Nationals agree to net zero target by 2050 despite Barnaby Joyce’s opposition | National party

Nationals MPs have agreed to sign up to a net zero emissions target by 2050, despite the opposition of leader Barnaby Joyce, in exchange for a regional transition package and an extra cabinet position.

In a two-hour long partyroom meeting on Sunday, Joyce said the party had agreed to a “process” to support the net zero target, dependent on cabinet signing off on a package that would protect regional economies.

While details of the package are yet to be made public, it is understood it includes a new regional future fund and an extra cabinet position that is expected to go to the resources minister, Keith Pitt, who was dumped after Joyce became leader.

The Nationals MP George Christensen, who has repeatedly threatened to shift to the crossbench, told colleagues he would now reconsider his position in the government in protest at the party’s position.

Christensen attended the meeting remotely wearing a “support coal” T-shirt.

Others who spoke out strongly against the target included senator Matt Canavan and Wide Bay MP Llew O’Brien.

The party’s Senate leader, Bridget McKenzie, also spoke against supporting the deal, and suggested Joyce could yet secure more for the party through the cabinet process.

Joyce was coy on the details of the package, and would not comment on whether he had advocated supporting the deal.

Sources present at the meeting said Joyce finished the meeting by telling MPs he did not support it, but acknowledged he was not in the majority.

A tally of MPs had 12 in support of the net zero target, and nine opposed.

“We are in support of a process going forward that would go towards the 2050 emissions target – obviously that’s dependent upon what we see in the cabinet submission and reflecting the conversations in the agreements between myself and the prime minister,” Joyce said.

“Out of respect for absolutely everybody in that partyroom, I’m going to keep any position of any person, absolutely private.”

“I said that this was the position, not of the leader, not of the executive, but would be a position of the partyroom, so we went through a process … to find the view of the partyroom, and the partyroom has made their view clear.”

He said the “easy decision” would have been to reject the deal and “join other people in screaming and yelling from the sidelines”, but this would give the party no influence over policy.

“The conditions that we have negotiated are by reason that we have a capacity to do it in the Nationals. And without a shadow of a doubt, the position regional people are in now is vastly better than they were before we started those negotiations.”

The prime minister, Scott Morrison, said he welcomed the Nationals’ in-principle support and looked forward to “this matter now being finally considered and determined by cabinet.”

“We recognise this has been a challenging issue for the Nationals. I thank the [deputy prime minister] for his leadership and his colleagues for their considered support. I greatly respect the process they have undertaken in reaching this decision.

“Only the Coalition can be trusted to deliver a plan to achieve net zero emissions by 2050 that will protect and promote rural and regional Australia.

“Ensuring regional Australia continues to grow and prosper is a core objective of any Coalition government, and this will be central to our plan.
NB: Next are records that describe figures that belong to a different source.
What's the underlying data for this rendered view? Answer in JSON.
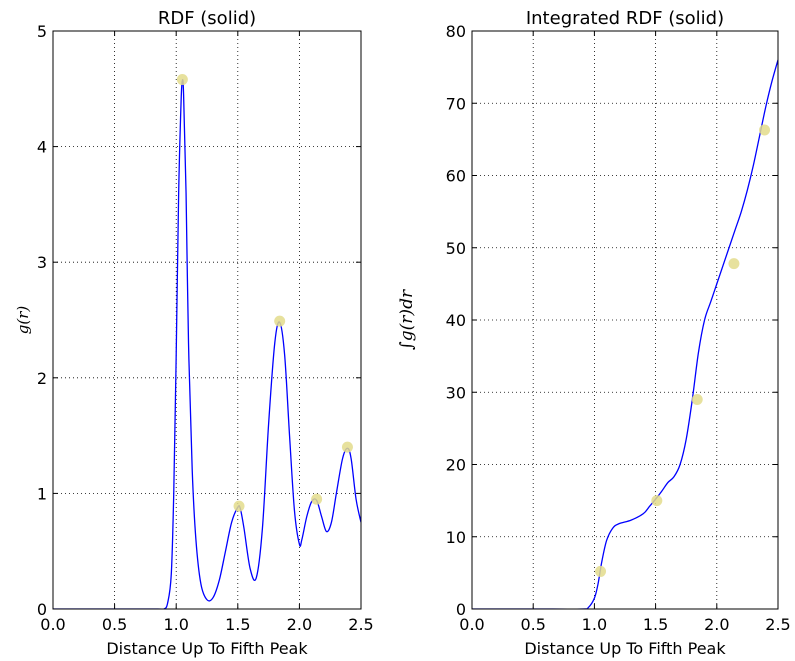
{
  "chart_data": [
    {
      "type": "line",
      "title": "RDF (solid)",
      "xlabel": "Distance Up To Fifth Peak",
      "ylabel": "g(r)",
      "xlim": [
        0.0,
        2.5
      ],
      "ylim": [
        0,
        5
      ],
      "xticks": [
        "0.0",
        "0.5",
        "1.0",
        "1.5",
        "2.0",
        "2.5"
      ],
      "yticks": [
        "0",
        "1",
        "2",
        "3",
        "4",
        "5"
      ],
      "grid": true,
      "series": [
        {
          "line_color": "#0000ff",
          "x": [
            0.0,
            0.5,
            0.85,
            0.9,
            0.93,
            0.96,
            0.98,
            1.0,
            1.02,
            1.04,
            1.05,
            1.06,
            1.08,
            1.1,
            1.13,
            1.16,
            1.2,
            1.25,
            1.3,
            1.35,
            1.4,
            1.45,
            1.5,
            1.52,
            1.55,
            1.6,
            1.65,
            1.7,
            1.75,
            1.8,
            1.84,
            1.88,
            1.92,
            1.96,
            2.0,
            2.02,
            2.06,
            2.1,
            2.14,
            2.18,
            2.22,
            2.26,
            2.3,
            2.35,
            2.39,
            2.42,
            2.46,
            2.5
          ],
          "y": [
            0.0,
            0.0,
            0.0,
            0.0,
            0.05,
            0.3,
            1.0,
            2.2,
            3.6,
            4.4,
            4.57,
            4.45,
            3.6,
            2.3,
            1.2,
            0.6,
            0.22,
            0.08,
            0.1,
            0.25,
            0.5,
            0.75,
            0.88,
            0.87,
            0.7,
            0.35,
            0.27,
            0.7,
            1.6,
            2.3,
            2.48,
            2.2,
            1.5,
            0.85,
            0.56,
            0.6,
            0.8,
            0.93,
            0.94,
            0.8,
            0.67,
            0.75,
            1.0,
            1.3,
            1.39,
            1.3,
            0.95,
            0.75
          ]
        }
      ],
      "markers": {
        "color": "#e3dc8c",
        "x": [
          1.05,
          1.51,
          1.84,
          2.14,
          2.39
        ],
        "y": [
          4.58,
          0.89,
          2.49,
          0.95,
          1.4
        ]
      }
    },
    {
      "type": "line",
      "title": "Integrated RDF (solid)",
      "xlabel": "Distance Up To Fifth Peak",
      "ylabel": "∫g(r)dr",
      "xlim": [
        0.0,
        2.5
      ],
      "ylim": [
        0,
        80
      ],
      "xticks": [
        "0.0",
        "0.5",
        "1.0",
        "1.5",
        "2.0",
        "2.5"
      ],
      "yticks": [
        "0",
        "10",
        "20",
        "30",
        "40",
        "50",
        "60",
        "70",
        "80"
      ],
      "grid": true,
      "series": [
        {
          "line_color": "#0000ff",
          "x": [
            0.0,
            0.5,
            0.9,
            0.95,
            1.0,
            1.03,
            1.06,
            1.1,
            1.15,
            1.2,
            1.3,
            1.4,
            1.45,
            1.5,
            1.55,
            1.6,
            1.65,
            1.7,
            1.75,
            1.8,
            1.85,
            1.9,
            1.95,
            2.0,
            2.05,
            2.1,
            2.15,
            2.2,
            2.25,
            2.3,
            2.35,
            2.4,
            2.45,
            2.5
          ],
          "y": [
            0.0,
            0.0,
            0.0,
            0.2,
            1.5,
            3.5,
            6.5,
            9.5,
            11.2,
            11.8,
            12.3,
            13.2,
            14.2,
            15.2,
            16.3,
            17.5,
            18.3,
            20.0,
            23.5,
            29.0,
            35.5,
            40.0,
            42.5,
            45.0,
            47.5,
            50.0,
            52.5,
            55.0,
            58.0,
            61.5,
            65.5,
            69.5,
            73.0,
            76.0
          ]
        }
      ],
      "markers": {
        "color": "#e3dc8c",
        "x": [
          1.05,
          1.51,
          1.84,
          2.14,
          2.39
        ],
        "y": [
          5.2,
          15.0,
          29.0,
          47.8,
          66.3
        ]
      }
    }
  ]
}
“Australia will continue to reduce emissions while keeping our economy growing, maintaining affordable, reliable energy and ensuring our regions remain strong.

“That’s our Australian way.”

The deputy Nationals leader, David Littleproud, a supporter of the package, spoke with more conviction than Joyce about the partyroom’s decision.

“Today, our partyroom, respectfully got to a position of securing, but also growing regional jobs into the future, facing up to our international commitments, but making sure we have the safeguards and the protections there to ensure that all people in regional Australia can participate,” he said.

He said the technology roadmap presented by the energy minister, Angus Taylor, had given adequate “comfort” about how technology can “help grow new regional jobs”.

“This has been a very pragmatic discussion, very respectful and our party room with great maturity has got to a position that I think makes sense for regional Australia, and will support regional Australia, now and into the future.

The Nationals senate leader, Bridget McKenzie, said she was “proud” to be part of a political movement that doesn’t “shy away from the tough questions” and stood up for the most marginalised people in the country.

“They’ve only got one small group of people in this place to stand up for their needs and interests, which we have done in the face of an abundance of differing views.”

The Nationals MP for the seat of Gippsland, Darren Chester, said the decision was “a win for common sense”.

“I’m confident the positions agreed to by the Nationals and the prime minister will start the process of protecting our social, economic and environmental interests, but the task will be ongoing. There’s a lot of work to be done to protect regional families.”